Our day started early when we met Jan to go to the produce market. As we walked to the CLTC gate we passed the lady with the bananas on her head and knowing her Jan asked her if we could take a picture of her and she agreed.
Just outside was the market place. Women were lined up on the ground with their produce that was for sale spread out before them on paper, blankets or cloth of some sort. I bought some tomatoes, a pineapple, onions, peanuts and some kaukau (sweet potato.) In fact we may eat sweet potatoes for a while! Quite an experience and Jan said this was nothing compared to the one we will go to next w/e in Mt Hagen.
Patrick had arranged to use one of the college vans and go to a nearby village which is home to one of the students, Mark and his wife, Margaret, who rode with us. His family did not know we were coming. We have a lot of pictures but unfortunately we cannot send them all. In the picture above I was giving Mark's mother a hug. She sat down on the ground and kept holding her hands up to shake our hands. She was severely crippled and very bent over but oh so sweet! I will let you read Duff's description of our trip into this village:
We left the CLTC compound by van and traveled about 7 or 8 miles by a road being prepared for paving, averaging about 15 miles per hour. We passed through tea and coffee plantations, and a village marketplace. We turned off the main(?) road to go to Mark's village on a narrow, very rutted trail, crossing a bridge/grate (prayerfully!!) on the way. When we arrived in the village, several children and adults greeted us heartily. They were in various states of dress or none at all, and several of the children had very runny noses! As we left the van, Mark's mother gave us a hug around our legs, and the adults gave us all a handshake, so most of the older children followed suit. We were then given a tour of the village, including their church, and were allowed into one of the homes to take pictures. The housing was mostly hut-like, one room, made of woven sides and thatched roofs. Inside the house, one corner was the kitchen area with fire in an open pit, one corner to eat, and the other two corners were sleeping areas.

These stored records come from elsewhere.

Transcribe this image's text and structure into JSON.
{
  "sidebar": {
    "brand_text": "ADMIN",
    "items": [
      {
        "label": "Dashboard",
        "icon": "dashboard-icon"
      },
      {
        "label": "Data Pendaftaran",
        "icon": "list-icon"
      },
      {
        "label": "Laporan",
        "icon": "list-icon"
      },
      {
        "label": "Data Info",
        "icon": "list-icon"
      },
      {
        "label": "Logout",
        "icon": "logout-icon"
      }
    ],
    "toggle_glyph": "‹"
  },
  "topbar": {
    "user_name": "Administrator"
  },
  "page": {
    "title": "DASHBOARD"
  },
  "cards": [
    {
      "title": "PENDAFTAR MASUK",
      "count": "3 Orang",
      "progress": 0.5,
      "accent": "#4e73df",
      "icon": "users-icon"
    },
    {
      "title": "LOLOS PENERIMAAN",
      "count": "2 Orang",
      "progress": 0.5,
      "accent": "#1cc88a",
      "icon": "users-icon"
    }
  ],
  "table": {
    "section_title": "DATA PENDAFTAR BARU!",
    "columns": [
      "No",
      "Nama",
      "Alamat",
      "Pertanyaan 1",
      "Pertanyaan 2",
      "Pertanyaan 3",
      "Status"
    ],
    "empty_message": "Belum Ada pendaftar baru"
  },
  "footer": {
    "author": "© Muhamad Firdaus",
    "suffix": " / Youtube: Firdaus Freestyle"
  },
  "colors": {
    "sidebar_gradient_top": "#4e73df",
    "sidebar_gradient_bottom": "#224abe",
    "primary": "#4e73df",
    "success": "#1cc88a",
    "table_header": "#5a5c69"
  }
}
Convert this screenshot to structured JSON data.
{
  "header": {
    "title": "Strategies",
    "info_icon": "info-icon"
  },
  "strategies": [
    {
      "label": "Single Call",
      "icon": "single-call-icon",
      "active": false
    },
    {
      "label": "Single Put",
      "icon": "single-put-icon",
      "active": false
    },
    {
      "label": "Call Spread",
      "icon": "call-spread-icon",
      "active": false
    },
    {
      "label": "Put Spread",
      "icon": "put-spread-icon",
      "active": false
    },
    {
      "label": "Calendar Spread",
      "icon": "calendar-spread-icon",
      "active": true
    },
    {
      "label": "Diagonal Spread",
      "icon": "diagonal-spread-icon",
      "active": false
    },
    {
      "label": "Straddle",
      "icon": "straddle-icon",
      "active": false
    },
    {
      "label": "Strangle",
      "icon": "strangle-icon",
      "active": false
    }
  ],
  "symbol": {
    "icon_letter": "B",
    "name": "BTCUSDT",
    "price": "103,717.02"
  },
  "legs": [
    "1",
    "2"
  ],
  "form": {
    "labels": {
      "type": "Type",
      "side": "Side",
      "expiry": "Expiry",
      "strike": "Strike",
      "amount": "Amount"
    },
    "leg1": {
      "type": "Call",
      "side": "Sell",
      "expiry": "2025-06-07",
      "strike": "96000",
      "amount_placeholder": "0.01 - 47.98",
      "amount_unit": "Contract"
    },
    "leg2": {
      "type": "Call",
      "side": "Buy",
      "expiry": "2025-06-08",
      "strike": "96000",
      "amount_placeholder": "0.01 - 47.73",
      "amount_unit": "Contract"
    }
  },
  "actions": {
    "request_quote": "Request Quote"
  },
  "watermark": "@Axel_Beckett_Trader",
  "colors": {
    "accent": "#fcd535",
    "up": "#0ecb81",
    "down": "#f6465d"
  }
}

The area was neatly landscaped, with flowers and gardens all around. They actually had two community outlets of running water that was piped in from a stream in a nearby mountain. We met one of Mark's relatives who had served in the Papua New Guinea legislature, and another older man who was the local magistrate. Some of the male adults were working on a foundation to build a new, larger church building. The children had marked off an area for a hop-scotch like game, upon which I showed a little of my youthful prowess! They laughed!
The village is located several hundred feet higher than CLTC and has a wonderful vista over the valley, and the surrounding mountains are a contrasting relief. Mother nature is a good handy woman.
As we left on our return journey, they waved good-by, and we were thankful for what we have, but at the same time somewhat envious of the simple, low-key environment we briefly entered. Sweet, family oriented, caring!
Mary's day has been busy......3 loads of clothes....takes me back a few years hanging them out to dry. But we got them all in before the afternoon thunderstorm which cut our walking tour of the campus short. I also baked 2 banana breads, and have a loaf of bread ready to go into the oven. Dinner today was leftovers, but a tasty concoction! :):) I have sorted, reboxed and labeled medical supplies and we will deliver 9 boxes to the hospital tomorrow when we go for a pot luck lunch there with Patrick and Jan's friends at Kudjip. The rest will be taken when we can get more boxes.
Check previous blogs for pictures which have been added...... and we will add more as we can.
Our Best to All.........
Mary and Jim
I managed to wash 3 loads of clothes today hang them out and get them in before the rain came!